Pese al prejuicio de encontrarnos con solo un versificador y artífice métrico, habría que preguntarnos como lo ha hecho Hernán Bravo Varela: ¿por qué, visto desde afuera, un poeta del medio siglo heredero de las vanguardias, regresaría a atarse con formas ya probadas? Aunque sin duda es un gran cultivador de ellas, Bonifaz Nuño no es un neoclásico que busca instaurar el reino perdido del metro, la consumación de una visión mestiza o de la arcadia barroca novohispana como han sugerido algunos de sus lectores. Por el contrario, su búsqueda por el origen, en lugar de ser un avance retrógrado, es una forma destilada de la vanguardia. Es tan cercano a Deniz, a Vallejo, a Neruda y Mistral como a Virgilio o Nanahuatzin. No hemos querido advertir que Bonifaz Nuño es en realidad una especie de poeta protodecolonial: su búsqueda por el origen es una forma de emancipación.
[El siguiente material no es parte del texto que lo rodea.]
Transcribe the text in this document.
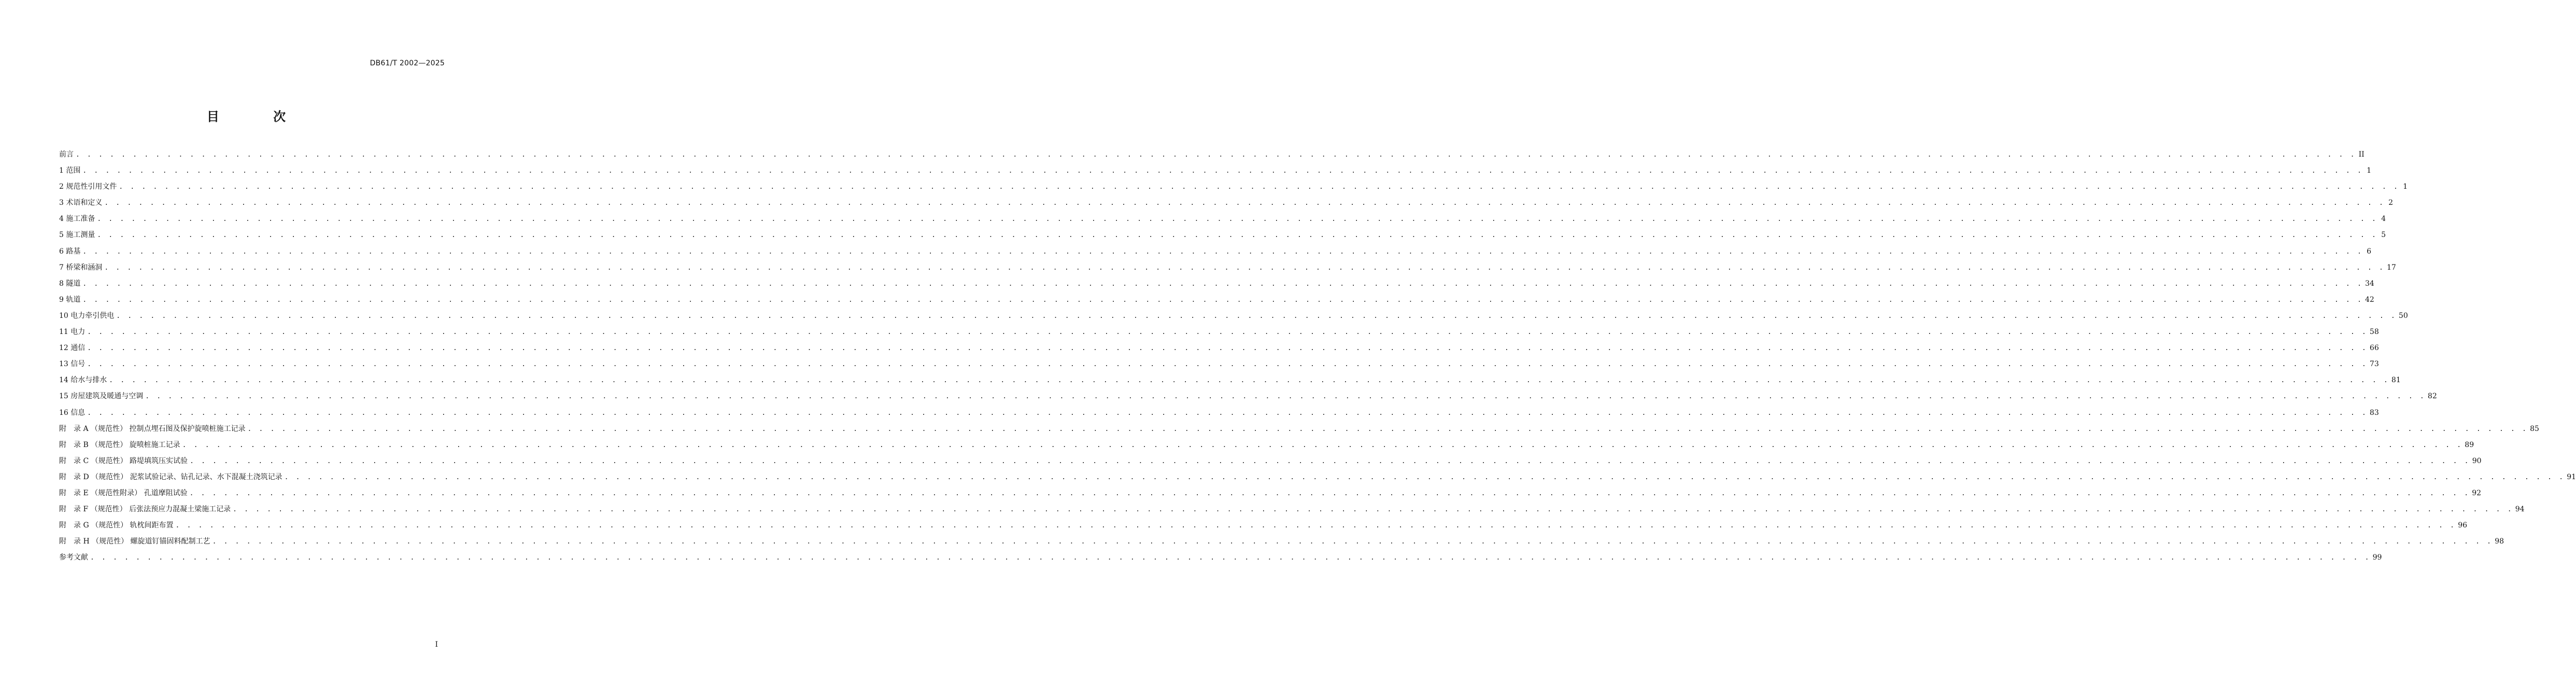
DB61/T 2002—2025
目 次
前言 . . . . . . . . . . . . . . . . . . . . . . . . . . . . . . . . . . . . . . . . . . . . . . . . . . . . . . . . . . . . . . . . . . . . . . . . . . . . . . . . . . . . . . . . . . . . . . . . . . . . . . . . . . . . . . . . . . . . . . . . . . . . . . . . . . . . . . . . . . . . . . . . . . . . . . . . . . . . . . . . . . . . . . . . . . . . . . . . . . . . . . . . . . . . . . . . . . . . . . . . II
1 范围 . . . . . . . . . . . . . . . . . . . . . . . . . . . . . . . . . . . . . . . . . . . . . . . . . . . . . . . . . . . . . . . . . . . . . . . . . . . . . . . . . . . . . . . . . . . . . . . . . . . . . . . . . . . . . . . . . . . . . . . . . . . . . . . . . . . . . . . . . . . . . . . . . . . . . . . . . . . . . . . . . . . . . . . . . . . . . . . . . . . . . . . . . . . . . . . . . . . . . . . . 1
2 规范性引用文件 . . . . . . . . . . . . . . . . . . . . . . . . . . . . . . . . . . . . . . . . . . . . . . . . . . . . . . . . . . . . . . . . . . . . . . . . . . . . . . . . . . . . . . . . . . . . . . . . . . . . . . . . . . . . . . . . . . . . . . . . . . . . . . . . . . . . . . . . . . . . . . . . . . . . . . . . . . . . . . . . . . . . . . . . . . . . . . . . . . . . . . . . . . . . . . . . . . . . . . . . 1
3 术语和定义 . . . . . . . . . . . . . . . . . . . . . . . . . . . . . . . . . . . . . . . . . . . . . . . . . . . . . . . . . . . . . . . . . . . . . . . . . . . . . . . . . . . . . . . . . . . . . . . . . . . . . . . . . . . . . . . . . . . . . . . . . . . . . . . . . . . . . . . . . . . . . . . . . . . . . . . . . . . . . . . . . . . . . . . . . . . . . . . . . . . . . . . . . . . . . . . . . . . . . . . . 2
4 施工准备 . . . . . . . . . . . . . . . . . . . . . . . . . . . . . . . . . . . . . . . . . . . . . . . . . . . . . . . . . . . . . . . . . . . . . . . . . . . . . . . . . . . . . . . . . . . . . . . . . . . . . . . . . . . . . . . . . . . . . . . . . . . . . . . . . . . . . . . . . . . . . . . . . . . . . . . . . . . . . . . . . . . . . . . . . . . . . . . . . . . . . . . . . . . . . . . . . . . . . . . . 4
5 施工测量 . . . . . . . . . . . . . . . . . . . . . . . . . . . . . . . . . . . . . . . . . . . . . . . . . . . . . . . . . . . . . . . . . . . . . . . . . . . . . . . . . . . . . . . . . . . . . . . . . . . . . . . . . . . . . . . . . . . . . . . . . . . . . . . . . . . . . . . . . . . . . . . . . . . . . . . . . . . . . . . . . . . . . . . . . . . . . . . . . . . . . . . . . . . . . . . . . . . . . . . . 5
6 路基 . . . . . . . . . . . . . . . . . . . . . . . . . . . . . . . . . . . . . . . . . . . . . . . . . . . . . . . . . . . . . . . . . . . . . . . . . . . . . . . . . . . . . . . . . . . . . . . . . . . . . . . . . . . . . . . . . . . . . . . . . . . . . . . . . . . . . . . . . . . . . . . . . . . . . . . . . . . . . . . . . . . . . . . . . . . . . . . . . . . . . . . . . . . . . . . . . . . . . . . . 6
7 桥梁和涵洞 . . . . . . . . . . . . . . . . . . . . . . . . . . . . . . . . . . . . . . . . . . . . . . . . . . . . . . . . . . . . . . . . . . . . . . . . . . . . . . . . . . . . . . . . . . . . . . . . . . . . . . . . . . . . . . . . . . . . . . . . . . . . . . . . . . . . . . . . . . . . . . . . . . . . . . . . . . . . . . . . . . . . . . . . . . . . . . . . . . . . . . . . . . . . . . . . . . . . . . . . 17
8 隧道 . . . . . . . . . . . . . . . . . . . . . . . . . . . . . . . . . . . . . . . . . . . . . . . . . . . . . . . . . . . . . . . . . . . . . . . . . . . . . . . . . . . . . . . . . . . . . . . . . . . . . . . . . . . . . . . . . . . . . . . . . . . . . . . . . . . . . . . . . . . . . . . . . . . . . . . . . . . . . . . . . . . . . . . . . . . . . . . . . . . . . . . . . . . . . . . . . . . . . . . . 34
9 轨道 . . . . . . . . . . . . . . . . . . . . . . . . . . . . . . . . . . . . . . . . . . . . . . . . . . . . . . . . . . . . . . . . . . . . . . . . . . . . . . . . . . . . . . . . . . . . . . . . . . . . . . . . . . . . . . . . . . . . . . . . . . . . . . . . . . . . . . . . . . . . . . . . . . . . . . . . . . . . . . . . . . . . . . . . . . . . . . . . . . . . . . . . . . . . . . . . . . . . . . . . 42
10 电力牵引供电 . . . . . . . . . . . . . . . . . . . . . . . . . . . . . . . . . . . . . . . . . . . . . . . . . . . . . . . . . . . . . . . . . . . . . . . . . . . . . . . . . . . . . . . . . . . . . . . . . . . . . . . . . . . . . . . . . . . . . . . . . . . . . . . . . . . . . . . . . . . . . . . . . . . . . . . . . . . . . . . . . . . . . . . . . . . . . . . . . . . . . . . . . . . . . . . . . . . . . . . . 50
11 电力 . . . . . . . . . . . . . . . . . . . . . . . . . . . . . . . . . . . . . . . . . . . . . . . . . . . . . . . . . . . . . . . . . . . . . . . . . . . . . . . . . . . . . . . . . . . . . . . . . . . . . . . . . . . . . . . . . . . . . . . . . . . . . . . . . . . . . . . . . . . . . . . . . . . . . . . . . . . . . . . . . . . . . . . . . . . . . . . . . . . . . . . . . . . . . . . . . . . . . . . . 58
12 通信 . . . . . . . . . . . . . . . . . . . . . . . . . . . . . . . . . . . . . . . . . . . . . . . . . . . . . . . . . . . . . . . . . . . . . . . . . . . . . . . . . . . . . . . . . . . . . . . . . . . . . . . . . . . . . . . . . . . . . . . . . . . . . . . . . . . . . . . . . . . . . . . . . . . . . . . . . . . . . . . . . . . . . . . . . . . . . . . . . . . . . . . . . . . . . . . . . . . . . . . . 66
13 信号 . . . . . . . . . . . . . . . . . . . . . . . . . . . . . . . . . . . . . . . . . . . . . . . . . . . . . . . . . . . . . . . . . . . . . . . . . . . . . . . . . . . . . . . . . . . . . . . . . . . . . . . . . . . . . . . . . . . . . . . . . . . . . . . . . . . . . . . . . . . . . . . . . . . . . . . . . . . . . . . . . . . . . . . . . . . . . . . . . . . . . . . . . . . . . . . . . . . . . . . . 73
14 给水与排水 . . . . . . . . . . . . . . . . . . . . . . . . . . . . . . . . . . . . . . . . . . . . . . . . . . . . . . . . . . . . . . . . . . . . . . . . . . . . . . . . . . . . . . . . . . . . . . . . . . . . . . . . . . . . . . . . . . . . . . . . . . . . . . . . . . . . . . . . . . . . . . . . . . . . . . . . . . . . . . . . . . . . . . . . . . . . . . . . . . . . . . . . . . . . . . . . . . . . . . . . 81
15 房屋建筑及暖通与空调 . . . . . . . . . . . . . . . . . . . . . . . . . . . . . . . . . . . . . . . . . . . . . . . . . . . . . . . . . . . . . . . . . . . . . . . . . . . . . . . . . . . . . . . . . . . . . . . . . . . . . . . . . . . . . . . . . . . . . . . . . . . . . . . . . . . . . . . . . . . . . . . . . . . . . . . . . . . . . . . . . . . . . . . . . . . . . . . . . . . . . . . . . . . . . . . . . . . . . . . . 82
16 信息 . . . . . . . . . . . . . . . . . . . . . . . . . . . . . . . . . . . . . . . . . . . . . . . . . . . . . . . . . . . . . . . . . . . . . . . . . . . . . . . . . . . . . . . . . . . . . . . . . . . . . . . . . . . . . . . . . . . . . . . . . . . . . . . . . . . . . . . . . . . . . . . . . . . . . . . . . . . . . . . . . . . . . . . . . . . . . . . . . . . . . . . . . . . . . . . . . . . . . . . . 83
附　录 A （规范性） 控制点埋石图及保护旋喷桩施工记录 . . . . . . . . . . . . . . . . . . . . . . . . . . . . . . . . . . . . . . . . . . . . . . . . . . . . . . . . . . . . . . . . . . . . . . . . . . . . . . . . . . . . . . . . . . . . . . . . . . . . . . . . . . . . . . . . . . . . . . . . . . . . . . . . . . . . . . . . . . . . . . . . . . . . . . . . . . . . . . . . . . . . . . . . . . . . . . . . . . . . . . . . . . . . . . . . . . . . . . . . 85
附　录 B （规范性） 旋喷桩施工记录 . . . . . . . . . . . . . . . . . . . . . . . . . . . . . . . . . . . . . . . . . . . . . . . . . . . . . . . . . . . . . . . . . . . . . . . . . . . . . . . . . . . . . . . . . . . . . . . . . . . . . . . . . . . . . . . . . . . . . . . . . . . . . . . . . . . . . . . . . . . . . . . . . . . . . . . . . . . . . . . . . . . . . . . . . . . . . . . . . . . . . . . . . . . . . . . . . . . . . . . . 89
附　录 C （规范性） 路堤填筑压实试验 . . . . . . . . . . . . . . . . . . . . . . . . . . . . . . . . . . . . . . . . . . . . . . . . . . . . . . . . . . . . . . . . . . . . . . . . . . . . . . . . . . . . . . . . . . . . . . . . . . . . . . . . . . . . . . . . . . . . . . . . . . . . . . . . . . . . . . . . . . . . . . . . . . . . . . . . . . . . . . . . . . . . . . . . . . . . . . . . . . . . . . . . . . . . . . . . . . . . . . . . 90
附　录 D （规范性） 泥浆试验记录、钻孔记录、水下混凝土浇筑记录 . . . . . . . . . . . . . . . . . . . . . . . . . . . . . . . . . . . . . . . . . . . . . . . . . . . . . . . . . . . . . . . . . . . . . . . . . . . . . . . . . . . . . . . . . . . . . . . . . . . . . . . . . . . . . . . . . . . . . . . . . . . . . . . . . . . . . . . . . . . . . . . . . . . . . . . . . . . . . . . . . . . . . . . . . . . . . . . . . . . . . . . . . . . . . . . . . . . . . . . . 91
附　录 E （规范性附录） 孔道摩阻试验 . . . . . . . . . . . . . . . . . . . . . . . . . . . . . . . . . . . . . . . . . . . . . . . . . . . . . . . . . . . . . . . . . . . . . . . . . . . . . . . . . . . . . . . . . . . . . . . . . . . . . . . . . . . . . . . . . . . . . . . . . . . . . . . . . . . . . . . . . . . . . . . . . . . . . . . . . . . . . . . . . . . . . . . . . . . . . . . . . . . . . . . . . . . . . . . . . . . . . . . . 92
附　录 F （规范性） 后张法预应力混凝土梁施工记录 . . . . . . . . . . . . . . . . . . . . . . . . . . . . . . . . . . . . . . . . . . . . . . . . . . . . . . . . . . . . . . . . . . . . . . . . . . . . . . . . . . . . . . . . . . . . . . . . . . . . . . . . . . . . . . . . . . . . . . . . . . . . . . . . . . . . . . . . . . . . . . . . . . . . . . . . . . . . . . . . . . . . . . . . . . . . . . . . . . . . . . . . . . . . . . . . . . . . . . . . 94
附　录 G （规范性） 轨枕间距布置 . . . . . . . . . . . . . . . . . . . . . . . . . . . . . . . . . . . . . . . . . . . . . . . . . . . . . . . . . . . . . . . . . . . . . . . . . . . . . . . . . . . . . . . . . . . . . . . . . . . . . . . . . . . . . . . . . . . . . . . . . . . . . . . . . . . . . . . . . . . . . . . . . . . . . . . . . . . . . . . . . . . . . . . . . . . . . . . . . . . . . . . . . . . . . . . . . . . . . . . . 96
附　录 H （规范性） 螺旋道钉锚固料配制工艺 . . . . . . . . . . . . . . . . . . . . . . . . . . . . . . . . . . . . . . . . . . . . . . . . . . . . . . . . . . . . . . . . . . . . . . . . . . . . . . . . . . . . . . . . . . . . . . . . . . . . . . . . . . . . . . . . . . . . . . . . . . . . . . . . . . . . . . . . . . . . . . . . . . . . . . . . . . . . . . . . . . . . . . . . . . . . . . . . . . . . . . . . . . . . . . . . . . . . . . . . 98
参考文献 . . . . . . . . . . . . . . . . . . . . . . . . . . . . . . . . . . . . . . . . . . . . . . . . . . . . . . . . . . . . . . . . . . . . . . . . . . . . . . . . . . . . . . . . . . . . . . . . . . . . . . . . . . . . . . . . . . . . . . . . . . . . . . . . . . . . . . . . . . . . . . . . . . . . . . . . . . . . . . . . . . . . . . . . . . . . . . . . . . . . . . . . . . . . . . . . . . . . . . . . 99
I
Queda más claro en el último Bonifaz Nuño, el menos visitado de todos, cuando al presentar el Seminario de Estudios Prehispánicos para la Descolonización de México, menciona claramente: “Los mexicanos […] nos seguimos sintiendo solidarios de aquellos indígenas. Se nos dice ahora que en ellos está nuestra raíz, pero eso es solo parte de la verdad; esta es que los hombres del México prehispánico no son únicamente la raíz, sino el elemento esencial de lo que somos. Seguimos siendo ellos, seguimos siendo indios, como los extranjeros nos llamaron.” Y luego continúa: “Efecto de nuestra falsa conciencia de conquistados y colonizados es el hecho de que, casi sistemáticamente, hemos permitido que este mundo nuestro primordial haya sido estudiado y definido por extranjeros. En la mayor parte de los casos no hemos hecho sino repetir lo afirmado por ellos, teniéndolo por verdad sin siquiera someterlo a análisis y juicio.” Ideas expresadas tanto en su poesía como en sus ensayos.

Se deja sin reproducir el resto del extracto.